Kai C.
ROTTEN TOMATOES
There’s no denying you’ve seen a lot of this before. Hapless space travelers find themselves in a tight spot trying to survive scourges of zippy, sharp-toothed aliens with long, sharp claws and spikes. There’s a leader, there’s an innocent, there’s a guy that breaks down and does something stupid that leaves everybody screwed, and there are the characters that may as well be playing their roles wearing body bags.
For Pitch Black has all of these, playing the notes and keeping the rhythm of a song that we’ve all heard before.
That said, it is perhaps one of the best recitals of this “song” in a long time. Like any recital, you generally know what to expect. It’s the presentation that you’re looking for. To that end sense director David Twohy’s Pitch Black delivers. The film moves along building and releasing its momentum at that right places, stressing some points and downplaying others, all while adding twists and turns to a now classic composition that surprises without violating reasonable license.
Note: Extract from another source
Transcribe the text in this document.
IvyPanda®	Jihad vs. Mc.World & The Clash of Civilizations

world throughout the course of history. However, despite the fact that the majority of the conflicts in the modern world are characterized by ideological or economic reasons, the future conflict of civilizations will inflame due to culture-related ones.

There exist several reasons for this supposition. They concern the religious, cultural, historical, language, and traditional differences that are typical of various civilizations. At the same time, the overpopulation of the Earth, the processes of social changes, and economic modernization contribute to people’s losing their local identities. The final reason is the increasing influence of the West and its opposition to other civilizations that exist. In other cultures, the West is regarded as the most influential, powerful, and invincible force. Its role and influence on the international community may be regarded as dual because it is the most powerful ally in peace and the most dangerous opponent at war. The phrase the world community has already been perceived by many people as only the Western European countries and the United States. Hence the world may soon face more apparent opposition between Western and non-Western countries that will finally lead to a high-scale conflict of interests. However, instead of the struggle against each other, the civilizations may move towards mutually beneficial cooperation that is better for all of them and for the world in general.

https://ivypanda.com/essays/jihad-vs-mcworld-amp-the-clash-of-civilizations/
Though some of the characters borrow heavily from the pool of stock sci-fi characters, many hold secrets and conflicts that are revealed at just the right (or wrong) times in the story, adding new dimensions to what would otherwise be standard sci-fi scenarios. Like everyone else in the movie, you’re never entirely sure who to trust until that very last, crucial moment. The bottom line is ever-present, which makes for believable internal conflicts and decisions that are legitimately difficult for the characters to make.
But of course this isn’t Shakespeare. We want to see plenty of nasty looking things running around and eating people in these kinds of movies. Pitch Black offers lots of that, with plenty of suspense and more than adequate detail. The visual effects are solid. Of particular note is the crash landing, our first views of the alien swarms, and the film’s concept of what sonar might “look” like.
With able peformances from Vin Diesel, Radha Mitchell, and Cole Hauser, Pitch Black carries the sci-fi suspense genre competently into the new century.